June 01, 2010
OTTAWA—The era of rock-bottom borrowing costs came to an end Tuesday as the Bank of Canada raised its influential overnight interest rate to 0.5 per cent, up from 0.25 per cent.
Economic activity “in Canada is unfolding largely as expected,” bank governor Mark Carney said in a brief announcement.
“The economy grew by a robust 6.1 per cent in the first quarter, led by housing and consumer spending. Employment growth has resumed,” the bank said.
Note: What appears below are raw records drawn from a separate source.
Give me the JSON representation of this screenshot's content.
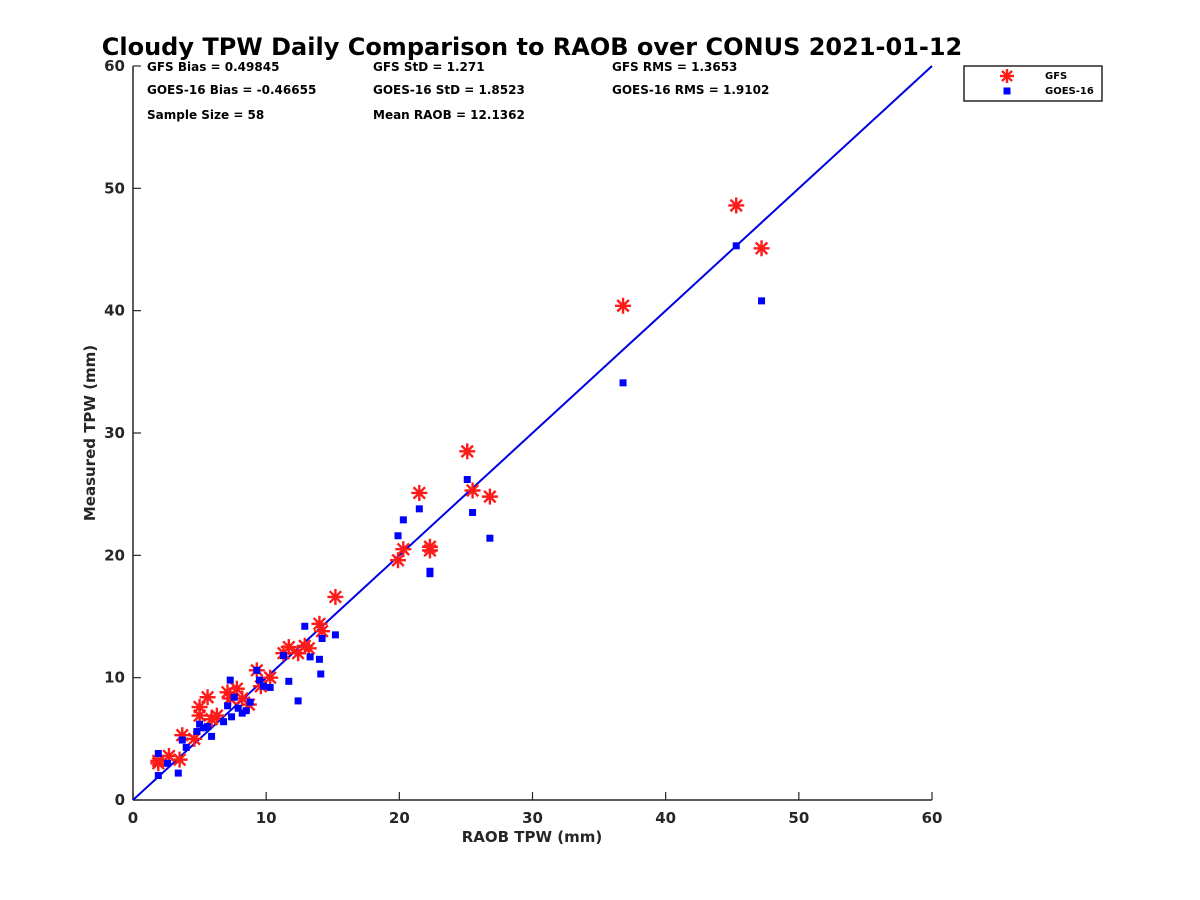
{
  "chart_data": {
    "type": "scatter",
    "title": "Cloudy TPW Daily Comparison to RAOB over CONUS 2021-01-12",
    "xlabel": "RAOB TPW (mm)",
    "ylabel": "Measured TPW (mm)",
    "xlim": [
      0,
      60
    ],
    "ylim": [
      0,
      60
    ],
    "xticks": [
      "0",
      "10",
      "20",
      "30",
      "40",
      "50",
      "60"
    ],
    "yticks": [
      "0",
      "10",
      "20",
      "30",
      "40",
      "50",
      "60"
    ],
    "grid": false,
    "legend_position": "top-right outside plot",
    "reference_line": {
      "type": "one-to-one",
      "color": "#0000e6"
    },
    "stats": {
      "gfs_bias": "GFS Bias = 0.49845",
      "gfs_std": "GFS StD = 1.271",
      "gfs_rms": "GFS RMS = 1.3653",
      "goes_bias": "GOES-16 Bias = -0.46655",
      "goes_std": "GOES-16 StD = 1.8523",
      "goes_rms": "GOES-16 RMS = 1.9102",
      "sample_size": "Sample Size = 58",
      "mean_raob": "Mean RAOB = 12.1362"
    },
    "series": [
      {
        "name": "GFS",
        "marker": "asterisk",
        "color": "#ff1a1a",
        "points": [
          [
            1.9,
            3.0
          ],
          [
            1.9,
            3.2
          ],
          [
            2.7,
            3.6
          ],
          [
            3.5,
            3.3
          ],
          [
            3.7,
            5.3
          ],
          [
            4.6,
            5.0
          ],
          [
            5.0,
            6.9
          ],
          [
            5.0,
            7.6
          ],
          [
            5.6,
            8.4
          ],
          [
            5.9,
            6.6
          ],
          [
            6.3,
            6.9
          ],
          [
            7.1,
            8.8
          ],
          [
            7.3,
            8.3
          ],
          [
            7.8,
            9.1
          ],
          [
            8.2,
            8.3
          ],
          [
            8.7,
            7.8
          ],
          [
            9.3,
            10.6
          ],
          [
            9.6,
            9.3
          ],
          [
            10.3,
            10.0
          ],
          [
            11.3,
            12.0
          ],
          [
            11.7,
            12.5
          ],
          [
            12.4,
            12.0
          ],
          [
            12.9,
            12.6
          ],
          [
            13.2,
            12.4
          ],
          [
            14.0,
            14.4
          ],
          [
            14.2,
            13.8
          ],
          [
            15.2,
            16.6
          ],
          [
            19.9,
            19.6
          ],
          [
            20.3,
            20.5
          ],
          [
            21.5,
            25.1
          ],
          [
            22.3,
            20.4
          ],
          [
            22.3,
            20.7
          ],
          [
            25.1,
            28.5
          ],
          [
            25.5,
            25.3
          ],
          [
            26.8,
            24.8
          ],
          [
            36.8,
            40.4
          ],
          [
            45.3,
            48.6
          ],
          [
            47.2,
            45.1
          ]
        ]
      },
      {
        "name": "GOES-16",
        "marker": "square",
        "color": "#0000ff",
        "points": [
          [
            1.9,
            2.0
          ],
          [
            1.9,
            3.8
          ],
          [
            2.6,
            3.0
          ],
          [
            3.4,
            2.2
          ],
          [
            3.7,
            4.9
          ],
          [
            4.0,
            4.3
          ],
          [
            4.8,
            5.6
          ],
          [
            5.0,
            6.2
          ],
          [
            5.3,
            5.9
          ],
          [
            5.6,
            6.0
          ],
          [
            5.9,
            5.2
          ],
          [
            6.8,
            6.4
          ],
          [
            7.1,
            7.7
          ],
          [
            7.3,
            9.8
          ],
          [
            7.4,
            6.8
          ],
          [
            7.6,
            8.4
          ],
          [
            7.9,
            7.5
          ],
          [
            8.2,
            7.1
          ],
          [
            8.5,
            7.3
          ],
          [
            8.8,
            8.0
          ],
          [
            9.3,
            10.6
          ],
          [
            9.5,
            9.8
          ],
          [
            9.8,
            9.3
          ],
          [
            10.3,
            9.2
          ],
          [
            11.3,
            11.8
          ],
          [
            11.7,
            9.7
          ],
          [
            12.4,
            8.1
          ],
          [
            12.9,
            14.2
          ],
          [
            13.3,
            11.7
          ],
          [
            14.0,
            11.5
          ],
          [
            14.1,
            10.3
          ],
          [
            14.2,
            13.2
          ],
          [
            15.2,
            13.5
          ],
          [
            19.9,
            21.6
          ],
          [
            20.3,
            22.9
          ],
          [
            21.5,
            23.8
          ],
          [
            22.3,
            18.5
          ],
          [
            22.3,
            18.7
          ],
          [
            25.1,
            26.2
          ],
          [
            25.5,
            23.5
          ],
          [
            26.8,
            21.4
          ],
          [
            36.8,
            34.1
          ],
          [
            45.3,
            45.3
          ],
          [
            47.2,
            40.8
          ]
        ]
      }
    ]
  }
}
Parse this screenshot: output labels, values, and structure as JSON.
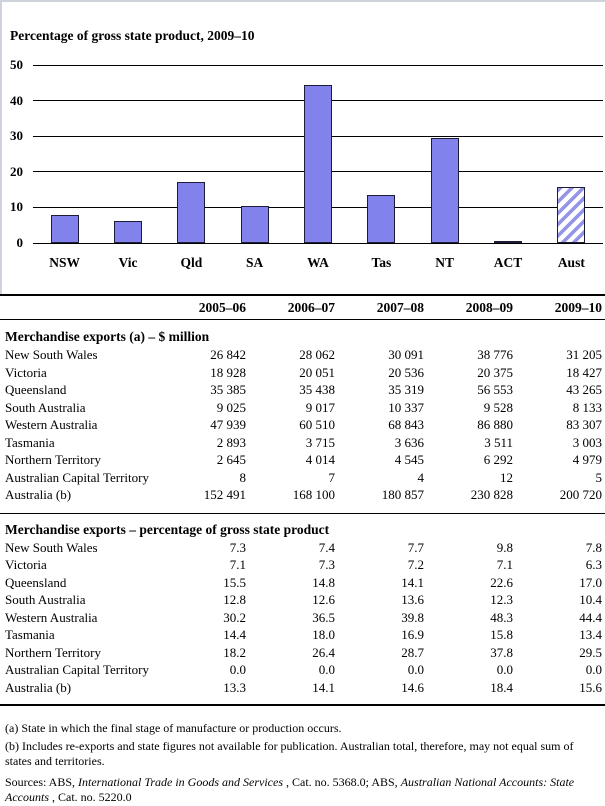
{
  "chart_data": {
    "type": "bar",
    "title": "Percentage of gross state product, 2009–10",
    "categories": [
      "NSW",
      "Vic",
      "Qld",
      "SA",
      "WA",
      "Tas",
      "NT",
      "ACT",
      "Aust"
    ],
    "values": [
      7.8,
      6.3,
      17.0,
      10.4,
      44.4,
      13.4,
      29.5,
      0.0,
      15.6
    ],
    "xlabel": "",
    "ylabel": "",
    "ylim": [
      0,
      50
    ],
    "yticks": [
      0,
      10,
      20,
      30,
      40,
      50
    ],
    "grid": true,
    "legend_position": "none",
    "bar_color": "#8282ec",
    "hatch_color": "#9494e8",
    "bar_border_color": "#1d1d38",
    "hatched_categories": [
      "Aust"
    ]
  },
  "table": {
    "column_headers": [
      "2005–06",
      "2006–07",
      "2007–08",
      "2008–09",
      "2009–10"
    ],
    "sections": [
      {
        "title": "Merchandise exports (a) – $ million",
        "rows": [
          {
            "label": "New South Wales",
            "values": [
              "26 842",
              "28 062",
              "30 091",
              "38 776",
              "31 205"
            ]
          },
          {
            "label": "Victoria",
            "values": [
              "18 928",
              "20 051",
              "20 536",
              "20 375",
              "18 427"
            ]
          },
          {
            "label": "Queensland",
            "values": [
              "35 385",
              "35 438",
              "35 319",
              "56 553",
              "43 265"
            ]
          },
          {
            "label": "South Australia",
            "values": [
              "9 025",
              "9 017",
              "10 337",
              "9 528",
              "8 133"
            ]
          },
          {
            "label": "Western Australia",
            "values": [
              "47 939",
              "60 510",
              "68 843",
              "86 880",
              "83 307"
            ]
          },
          {
            "label": "Tasmania",
            "values": [
              "2 893",
              "3 715",
              "3 636",
              "3 511",
              "3 003"
            ]
          },
          {
            "label": "Northern Territory",
            "values": [
              "2 645",
              "4 014",
              "4 545",
              "6 292",
              "4 979"
            ]
          },
          {
            "label": "Australian Capital Territory",
            "values": [
              "8",
              "7",
              "4",
              "12",
              "5"
            ]
          },
          {
            "label": "Australia (b)",
            "values": [
              "152 491",
              "168 100",
              "180 857",
              "230 828",
              "200 720"
            ]
          }
        ]
      },
      {
        "title": "Merchandise exports – percentage of gross state product",
        "rows": [
          {
            "label": "New South Wales",
            "values": [
              "7.3",
              "7.4",
              "7.7",
              "9.8",
              "7.8"
            ]
          },
          {
            "label": "Victoria",
            "values": [
              "7.1",
              "7.3",
              "7.2",
              "7.1",
              "6.3"
            ]
          },
          {
            "label": "Queensland",
            "values": [
              "15.5",
              "14.8",
              "14.1",
              "22.6",
              "17.0"
            ]
          },
          {
            "label": "South Australia",
            "values": [
              "12.8",
              "12.6",
              "13.6",
              "12.3",
              "10.4"
            ]
          },
          {
            "label": "Western Australia",
            "values": [
              "30.2",
              "36.5",
              "39.8",
              "48.3",
              "44.4"
            ]
          },
          {
            "label": "Tasmania",
            "values": [
              "14.4",
              "18.0",
              "16.9",
              "15.8",
              "13.4"
            ]
          },
          {
            "label": "Northern Territory",
            "values": [
              "18.2",
              "26.4",
              "28.7",
              "37.8",
              "29.5"
            ]
          },
          {
            "label": "Australian Capital Territory",
            "values": [
              "0.0",
              "0.0",
              "0.0",
              "0.0",
              "0.0"
            ]
          },
          {
            "label": "Australia (b)",
            "values": [
              "13.3",
              "14.1",
              "14.6",
              "18.4",
              "15.6"
            ]
          }
        ]
      }
    ]
  },
  "footnotes": {
    "a": "(a) State in which the final stage of manufacture or production occurs.",
    "b": "(b) Includes re-exports and state figures not available for publication. Australian total, therefore, may not equal sum of states and territories.",
    "sources_parts": [
      {
        "text": "Sources: ABS, ",
        "italic": false
      },
      {
        "text": "International Trade in Goods and Services",
        "italic": true
      },
      {
        "text": " , Cat. no. 5368.0; ABS, ",
        "italic": false
      },
      {
        "text": "Australian National Accounts: State Accounts",
        "italic": true
      },
      {
        "text": " , Cat. no. 5220.0",
        "italic": false
      }
    ]
  }
}
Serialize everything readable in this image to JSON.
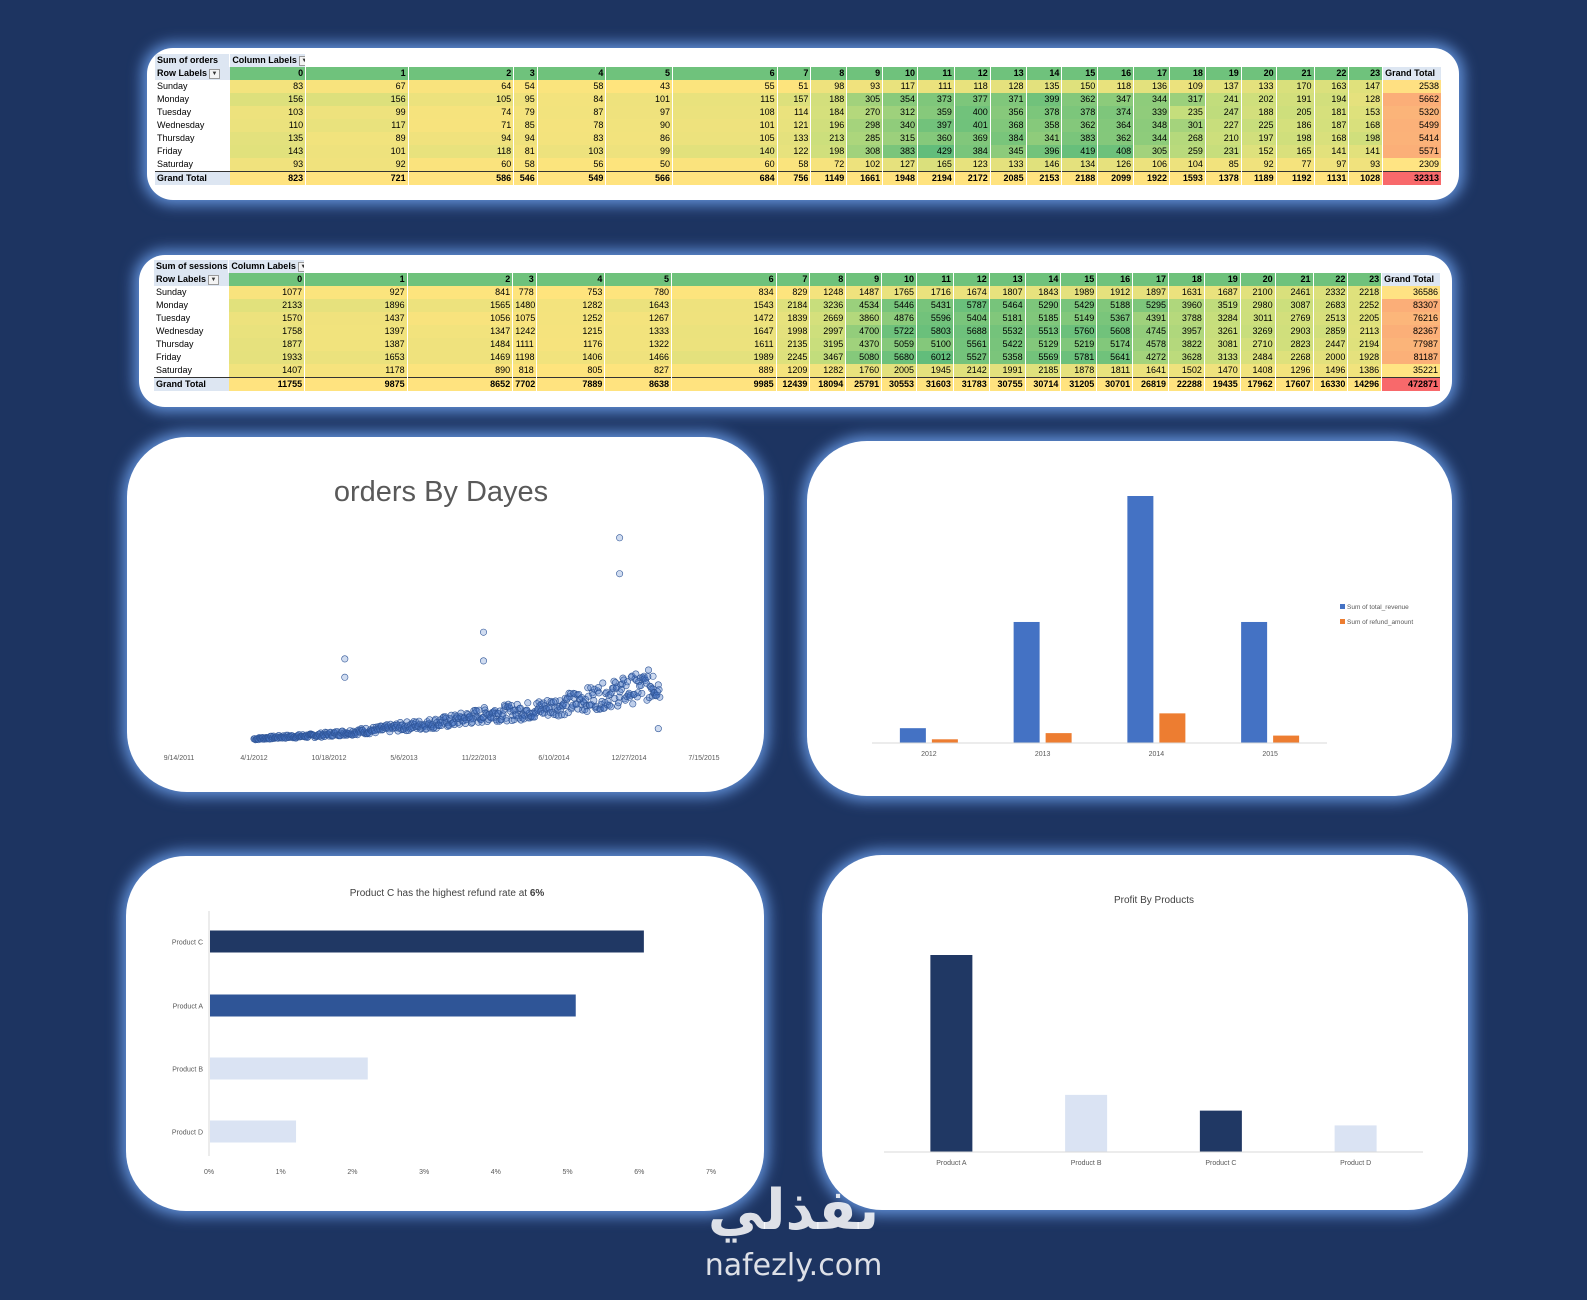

Carney said the bank also anticipates an increase in business investment, which will be “important” for a continued recovery.
The central bank has kept interest rates at an historic low to help fight the recession, but Carney now is balancing the need to spur growth with the need to keep a lid on inflation.
Canada is the first of the G7 leading industrial nations to raise its key rate.
“The outlook for inflation reflects the combined influences of strong domestic demand, slowing wage growth, and overall excess supply,” Carney wrote.
“In this context, the Bank has decided to raise the target for the overnight rate to 1/2 a per cent.”
But Carney warned that the outlook for international business conditions has been clouded by a mixed growth picture and the debt crisis in Europe.
“The global economic recovery is proceeding but is increasingly uneven across countries, with strong momentum in emerging market economies, some consolidation of the recovery in the United States, Japan and other industrialized economies, and the possibility of renewed weakness in Europe,” the bank stated.
Carney warned that the business-driven growth needed to replace government stimulus packages has been slow to emerge globally.
“In most advanced economies, the recovery remains heavily dependent on monetary and fiscal stimulus.”
“Recent tensions in Europe are likely to result in higher borrowing costs and more rapid tightening of fiscal policy in some countries – an important downside risk,” the bank said.
But so far, “the spillover into Canada from events in Europe has been limited to a modest fall in commodity prices and some tightening of financial conditions,” the bank said.